He was reminding me of a basic tenet of Katori Shinto Ryu: that the sword must act in concert with the body. When the sword starts moving, the foot starts moving. When the sword stops, the foot stops. Sword and foot.
![](http://www.scratchfactory.com/Resources/Kenjutsu/MakuUchi01.jpg)
It sometimes seems like an impossibly difficult thing to manage, to cause an external object to move in perfect timing with our own body. I joke that I have never performed maku-uchi correctly, but it's not exactly a joke. Getting the sword and the foot to move in perfect synchronization challenges my awareness and my coordination.
Hence Sensei's constant admonishment: "Sword and foot!"
But learning to work in concert with the world around me has been a fundamental lesson, and it seems that the better I get at making that sword move in time with myself, the better I get and doing the same with other, more abstract features of the world.
![](http://www.scratchfactory.com/Resources/Tao.png)
I find the lesson over and over again in my life. Repeatedly I learn to forgo simply directing, or commanding, and to embrace connecting and joining.
Interdependence, not independence.
Especially when dealing with things considerably more complex and unpredictable than swords. Like, say, software developers. I find it very difficult to get software developers to do exactly what I want them to do. Which is probably a good thing, since I'm particularly ill-suited to telling them what to do, not really being much of a software developer myself. Doing my job properly (and by the way, I have a new job; more later) involves very little directing and a great deal of harmonizing. Connecting.

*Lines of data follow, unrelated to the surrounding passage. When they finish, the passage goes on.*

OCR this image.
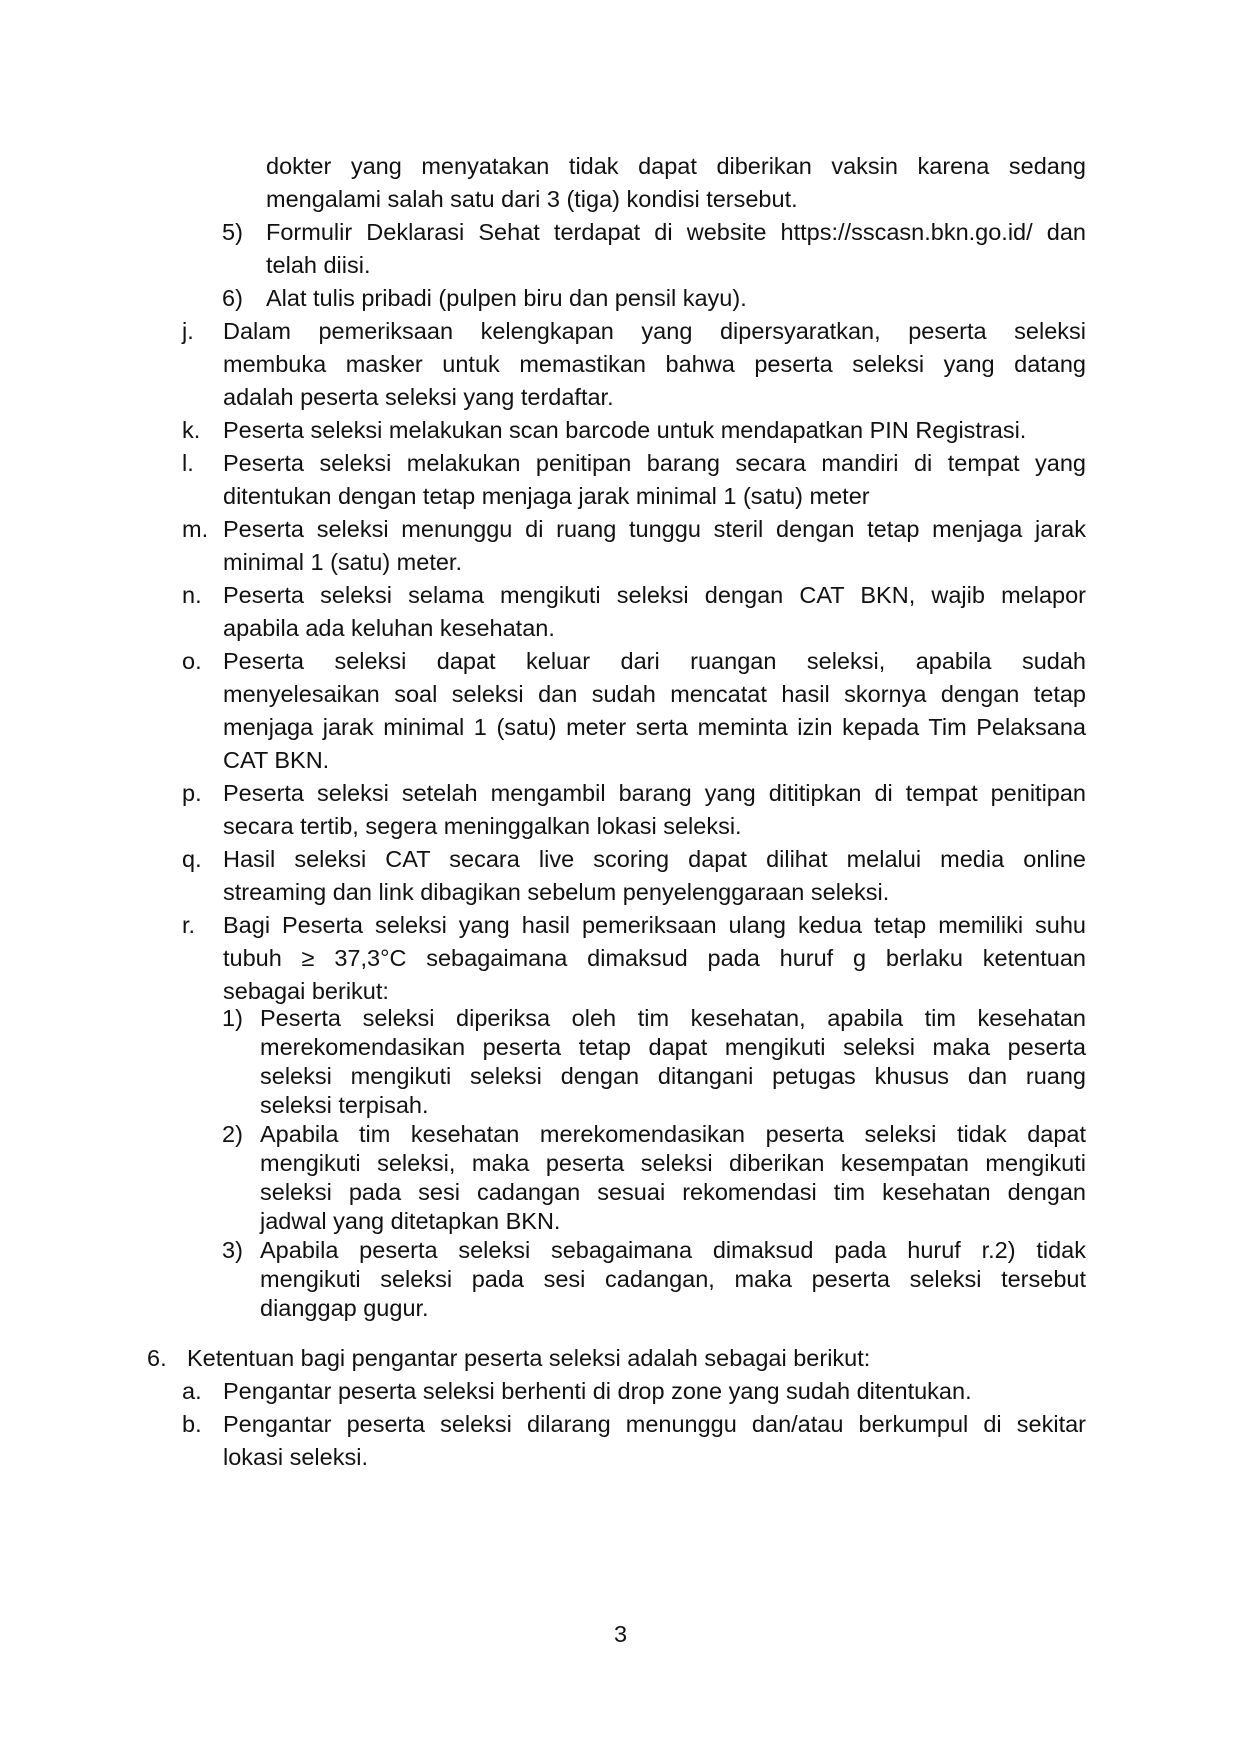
dokter yang menyatakan tidak dapat diberikan vaksin karena sedang
mengalami salah satu dari 3 (tiga) kondisi tersebut.
5) Formulir Deklarasi Sehat terdapat di website https://sscasn.bkn.go.id/ dan
telah diisi.
6) Alat tulis pribadi (pulpen biru dan pensil kayu).
j. Dalam pemeriksaan kelengkapan yang dipersyaratkan, peserta seleksi
membuka masker untuk memastikan bahwa peserta seleksi yang datang
adalah peserta seleksi yang terdaftar.
k. Peserta seleksi melakukan scan barcode untuk mendapatkan PIN Registrasi.
l. Peserta seleksi melakukan penitipan barang secara mandiri di tempat yang
ditentukan dengan tetap menjaga jarak minimal 1 (satu) meter
m. Peserta seleksi menunggu di ruang tunggu steril dengan tetap menjaga jarak
minimal 1 (satu) meter.
n. Peserta seleksi selama mengikuti seleksi dengan CAT BKN, wajib melapor
apabila ada keluhan kesehatan.
o. Peserta seleksi dapat keluar dari ruangan seleksi, apabila sudah
menyelesaikan soal seleksi dan sudah mencatat hasil skornya dengan tetap
menjaga jarak minimal 1 (satu) meter serta meminta izin kepada Tim Pelaksana
CAT BKN.
p. Peserta seleksi setelah mengambil barang yang dititipkan di tempat penitipan
secara tertib, segera meninggalkan lokasi seleksi.
q. Hasil seleksi CAT secara live scoring dapat dilihat melalui media online
streaming dan link dibagikan sebelum penyelenggaraan seleksi.
r. Bagi Peserta seleksi yang hasil pemeriksaan ulang kedua tetap memiliki suhu
tubuh ≥ 37,3°C sebagaimana dimaksud pada huruf g berlaku ketentuan
sebagai berikut:
1) Peserta seleksi diperiksa oleh tim kesehatan, apabila tim kesehatan
merekomendasikan peserta tetap dapat mengikuti seleksi maka peserta
seleksi mengikuti seleksi dengan ditangani petugas khusus dan ruang
seleksi terpisah.
2) Apabila tim kesehatan merekomendasikan peserta seleksi tidak dapat
mengikuti seleksi, maka peserta seleksi diberikan kesempatan mengikuti
seleksi pada sesi cadangan sesuai rekomendasi tim kesehatan dengan
jadwal yang ditetapkan BKN.
3) Apabila peserta seleksi sebagaimana dimaksud pada huruf r.2) tidak
mengikuti seleksi pada sesi cadangan, maka peserta seleksi tersebut
dianggap gugur.
6. Ketentuan bagi pengantar peserta seleksi adalah sebagai berikut:
a. Pengantar peserta seleksi berhenti di drop zone yang sudah ditentukan.
b. Pengantar peserta seleksi dilarang menunggu dan/atau berkumpul di sekitar
lokasi seleksi.
3
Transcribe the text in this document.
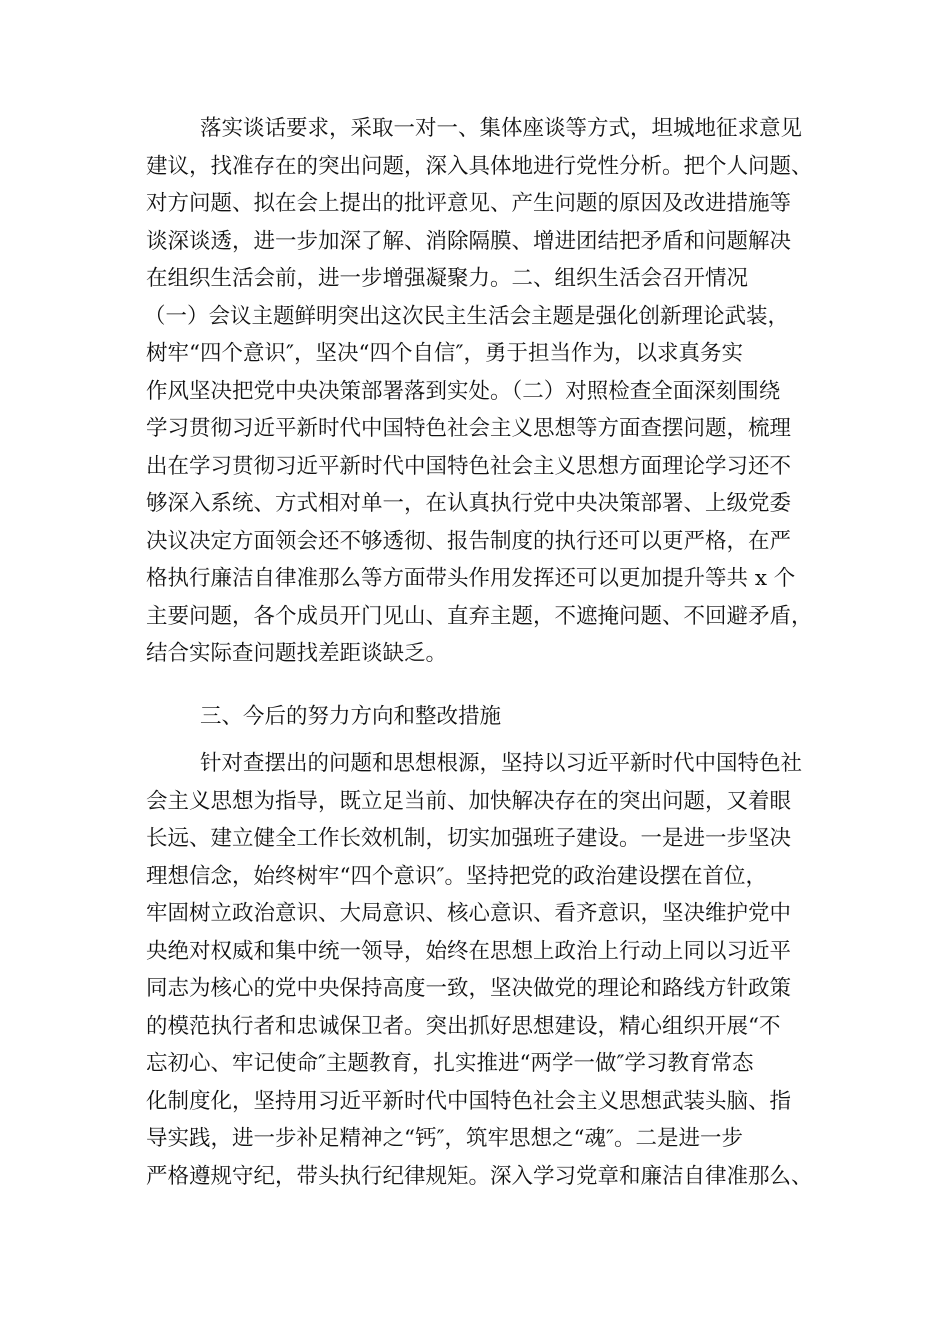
落实谈话要求，采取一对一、集体座谈等方式，坦城地征求意见

建议，找准存在的突出问题，深入具体地进行党性分析。把个人问题、

对方问题、拟在会上提出的批评意见、产生问题的原因及改进措施等

谈深谈透，进一步加深了解、消除隔膜、增进团结把矛盾和问题解决

在组织生活会前，进一步增强凝聚力。二、组织生活会召开情况

（一）会议主题鲜明突出这次民主生活会主题是强化创新理论武装，

树牢“四个意识″，坚决“四个自信″，勇于担当作为，以求真务实

作风坚决把党中央决策部署落到实处。（二）对照检查全面深刻围绕

学习贯彻习近平新时代中国特色社会主义思想等方面查摆问题，梳理

出在学习贯彻习近平新时代中国特色社会主义思想方面理论学习还不

够深入系统、方式相对单一，在认真执行党中央决策部署、上级党委

决议决定方面领会还不够透彻、报告制度的执行还可以更严格，在严

格执行廉洁自律准那么等方面带头作用发挥还可以更加提升等共 x 个

主要问题，各个成员开门见山、直弃主题，不遮掩问题、不回避矛盾，

结合实际查问题找差距谈缺乏。

三、今后的努力方向和整改措施

针对查摆出的问题和思想根源，坚持以习近平新时代中国特色社

会主义思想为指导，既立足当前、加快解决存在的突出问题，又着眼

长远、建立健全工作长效机制，切实加强班子建设。一是进一步坚决

理想信念，始终树牢“四个意识″。坚持把党的政治建设摆在首位，

牢固树立政治意识、大局意识、核心意识、看齐意识，坚决维护党中

央绝对权威和集中统一领导，始终在思想上政治上行动上同以习近平

同志为核心的党中央保持高度一致，坚决做党的理论和路线方针政策

的模范执行者和忠诚保卫者。突出抓好思想建设，精心组织开展“不

忘初心、牢记使命″主题教育，扎实推进“两学一做″学习教育常态

化制度化，坚持用习近平新时代中国特色社会主义思想武装头脑、指

导实践，进一步补足精神之“钙″，筑牢思想之“魂″。二是进一步

严格遵规守纪，带头执行纪律规矩。深入学习党章和廉洁自律准那么、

It's kind of hard to describe. Sort of like maku-uchi. I can show you how it's done (sort of), and I practice it a lot, but descriptions never really manage to get the idea across. Likewise managing teams. It's all sort of mysterious and beyond the ability of rationality to encompass. These are things that cannot (and perhaps should not) be put into words, but that can only be embodied in practice.